The Truth about Branding

LOGOISM AND PAVLOV’S DOGS

The first belief about Branding that needs to be pulled down is what I call “logoism.”

True and false propositions:

Your Brand equals your logo. — FALSE

Your logo is a statement of who you are. — FALSE

Your Brand Ethos is who you truly are. — TRUE

As I have already said, your Brand is your Ethos, the fullest statement of who you are. People don’t fall in love with logos, but they do create committed relationships with Brands and are fiercely, defiantly, and sometimes irrationally loyal. The signature look and color of a logo definitely have a powerful effect, but much like the effect on Pavlov’s dogs. Ivan Pavlov (1836-1946) was a Russian psychologist and the father of classical conditioning. Pavlov demonstrated his ability to condition a response (dogs salivating) by pairing it with a stimulus. First, he paired the introduction of food with a repeatedly ringing bell for a period of time. Then he rang the bell without the food, and the dogs salivated. But if he stopped introducing food for a period, the conditioned response would begin to be “extinguished.” Classical conditioning, also known as stimulus-response or operant conditioning, is the fundamental principle underlying advertizing and logoism — pairing the logo and the product.

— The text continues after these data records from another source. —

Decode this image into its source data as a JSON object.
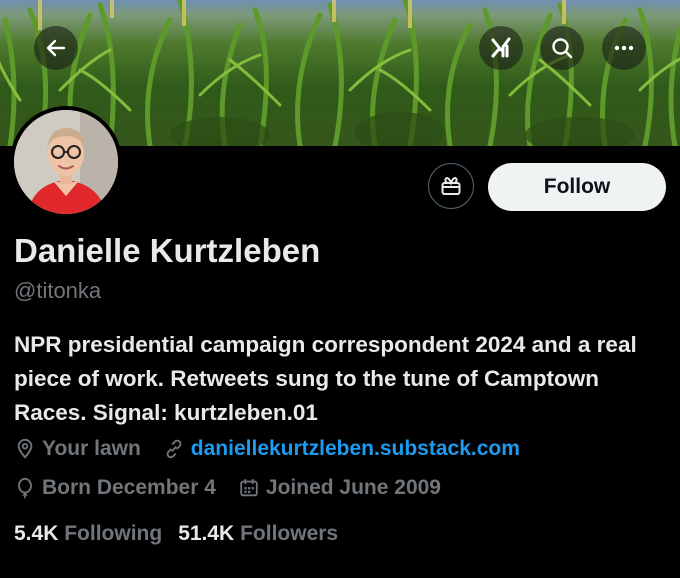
{
  "profile": {
    "name": "Danielle Kurtzleben",
    "handle": "@titonka",
    "bio": "NPR presidential campaign correspondent 2024 and a real piece of work. Retweets sung to the tune of Camptown Races. Signal: kurtzleben.01",
    "location": "Your lawn",
    "website": "daniellekurtzleben.substack.com",
    "born": "Born December 4",
    "joined": "Joined June 2009",
    "following_count": "5.4K",
    "following_label": "Following",
    "followers_count": "51.4K",
    "followers_label": "Followers"
  },
  "actions": {
    "follow_label": "Follow"
  },
  "icons": {
    "back": "arrow-left-icon",
    "grok": "grok-icon",
    "search": "search-icon",
    "more": "more-icon",
    "gift": "gift-icon",
    "location": "location-pin-icon",
    "link": "link-icon",
    "born": "balloon-icon",
    "joined": "calendar-icon"
  },
  "colors": {
    "background": "#000000",
    "text_primary": "#e7e9ea",
    "text_secondary": "#71767b",
    "link": "#1d9bf0",
    "follow_bg": "#eff3f4"
  }
}
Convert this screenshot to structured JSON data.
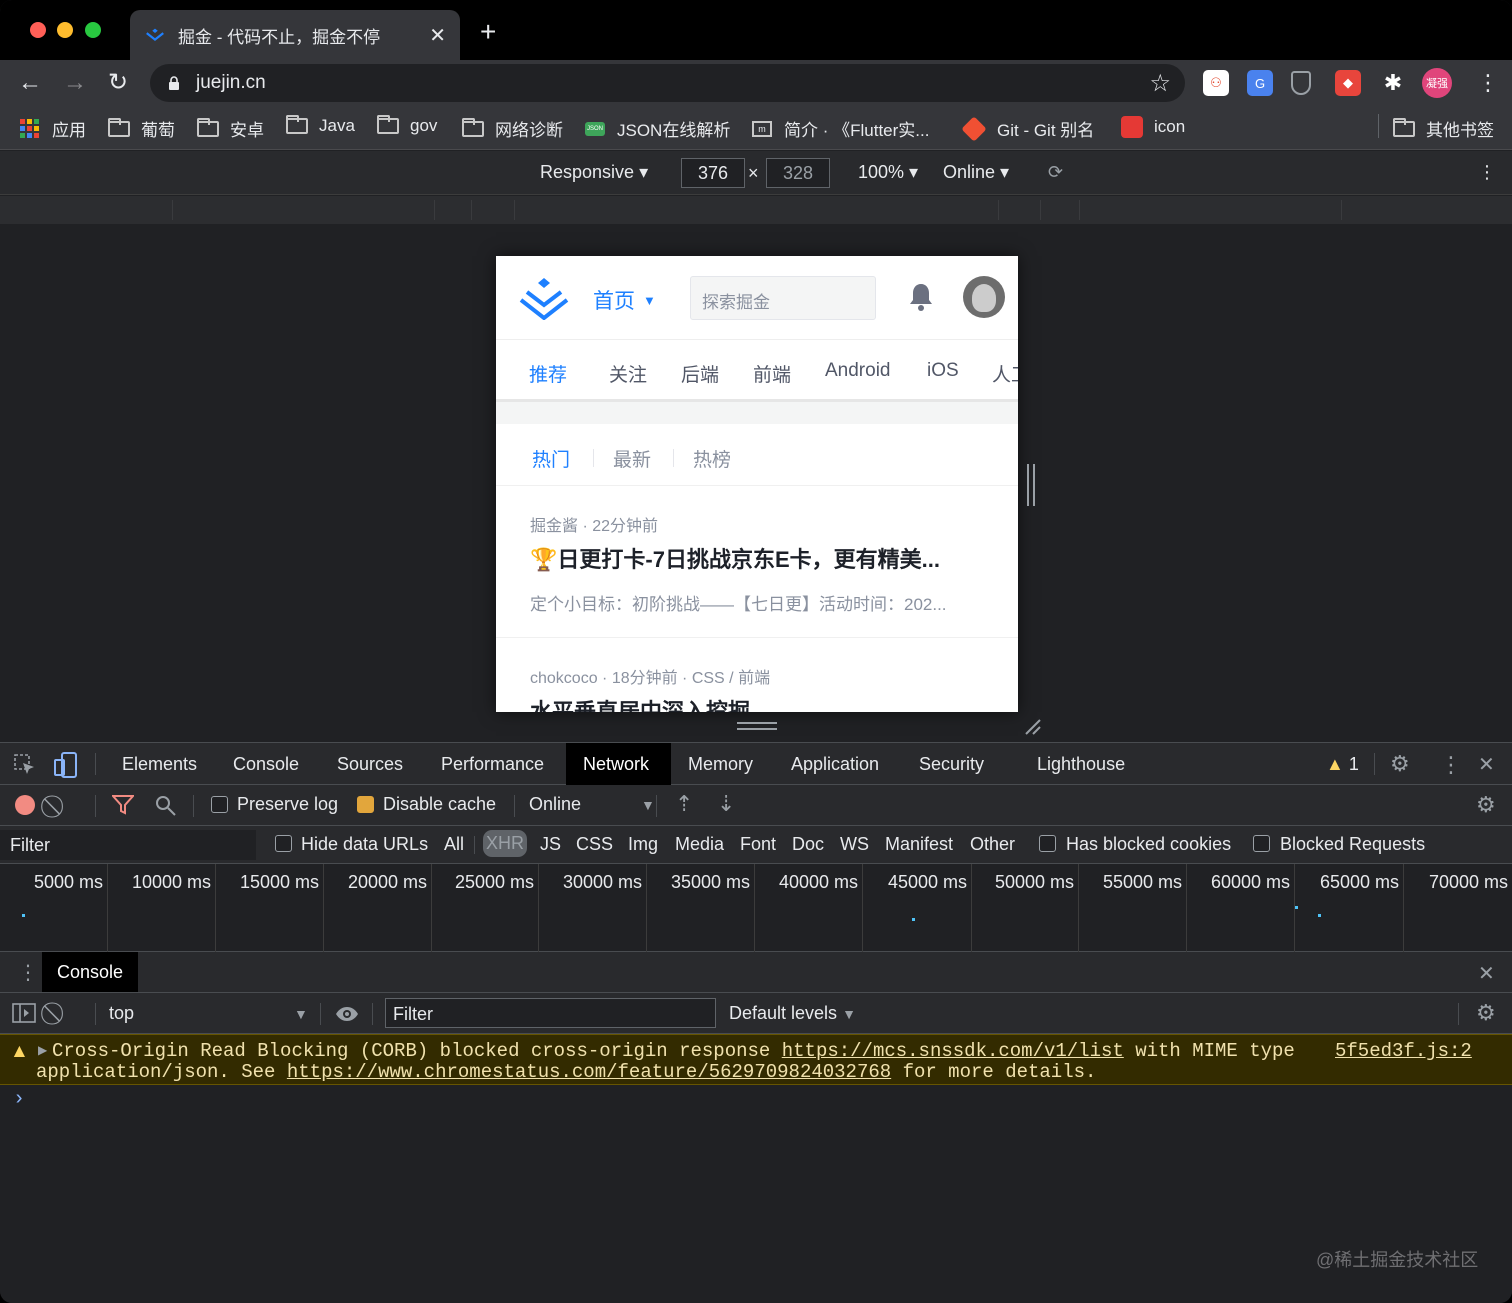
{
  "browser": {
    "tab_title": "掘金 - 代码不止，掘金不停",
    "url": "juejin.cn",
    "profile_badge": "凝强",
    "bookmarks": [
      "应用",
      "葡萄",
      "安卓",
      "Java",
      "gov",
      "网络诊断",
      "JSON在线解析",
      "简介 · 《Flutter实...",
      "Git - Git 别名",
      "icon",
      "其他书签"
    ]
  },
  "device_toolbar": {
    "mode": "Responsive",
    "width": "376",
    "times": "×",
    "height": "328",
    "zoom": "100%",
    "throttle": "Online"
  },
  "page": {
    "home_label": "首页",
    "search_placeholder": "探索掘金",
    "nav_tabs": [
      "推荐",
      "关注",
      "后端",
      "前端",
      "Android",
      "iOS",
      "人工"
    ],
    "sub_tabs": [
      "热门",
      "最新",
      "热榜"
    ],
    "articles": [
      {
        "meta": "掘金酱 · 22分钟前",
        "title": "🏆日更打卡-7日挑战京东E卡，更有精美...",
        "desc": "定个小目标：初阶挑战——【七日更】活动时间：202..."
      },
      {
        "meta": "chokcoco · 18分钟前 · CSS / 前端",
        "title": "水平垂直居中深入挖掘",
        "desc": ""
      }
    ]
  },
  "devtools": {
    "tabs": [
      "Elements",
      "Console",
      "Sources",
      "Performance",
      "Network",
      "Memory",
      "Application",
      "Security",
      "Lighthouse"
    ],
    "active_tab": "Network",
    "warning_count": "1",
    "network_toolbar": {
      "preserve_log": "Preserve log",
      "disable_cache": "Disable cache",
      "throttle": "Online"
    },
    "filter_bar": {
      "filter_placeholder": "Filter",
      "hide_data_urls": "Hide data URLs",
      "types": [
        "All",
        "XHR",
        "JS",
        "CSS",
        "Img",
        "Media",
        "Font",
        "Doc",
        "WS",
        "Manifest",
        "Other"
      ],
      "has_blocked_cookies": "Has blocked cookies",
      "blocked_requests": "Blocked Requests"
    },
    "timeline_ticks": [
      "5000 ms",
      "10000 ms",
      "15000 ms",
      "20000 ms",
      "25000 ms",
      "30000 ms",
      "35000 ms",
      "40000 ms",
      "45000 ms",
      "50000 ms",
      "55000 ms",
      "60000 ms",
      "65000 ms",
      "70000 ms"
    ],
    "drawer": {
      "tab": "Console",
      "context": "top",
      "filter_placeholder": "Filter",
      "levels": "Default levels",
      "warning": {
        "text1": "Cross-Origin Read Blocking (CORB) blocked cross-origin response",
        "link1": "https://mcs.snssdk.com/v1/list",
        "text2": "with MIME type",
        "text3": "application/json. See",
        "link2": "https://www.chromestatus.com/feature/5629709824032768",
        "text4": "for more details.",
        "source": "5f5ed3f.js:2"
      },
      "prompt": "›"
    }
  },
  "watermark": "@稀土掘金技术社区",
  "colors": {
    "accent": "#1e80ff",
    "warn_bg": "#332b00",
    "record": "#f28b82"
  }
}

The most effect marketing campaigns go a step further by pairing the product with the Ethos of the company. The result is that people enter into a committed relationship, not with the car, the coffee, or the computer, but with the Ethos of the company. Those corporate or personal Ethos connections are more long-lasting and harder to extinguish. Of course, the science behind much of advertizing today has been lost along the way.

There is often no effective attempt to condition the stimulus (the bell) to the actual reward (dog food). Instead, we fixate on creating bigger, louder, and prettier bells. People do not fall in love with logos and images without actual rewards or experiences to which the stimulus can be tied. In other words, you can spend a truckload of money, but you can never teach dogs to salivate with only the sound of a bell. They only way they are going to love that bell, or your logo, is if they associate it with a positive experience. And what experience could be so wonderful so as to make them salivate whenever they saw or heard something that reminded them of your product, project, or purpose (i.e., your logo)? It is the weight of your combined Brand and Value Equities.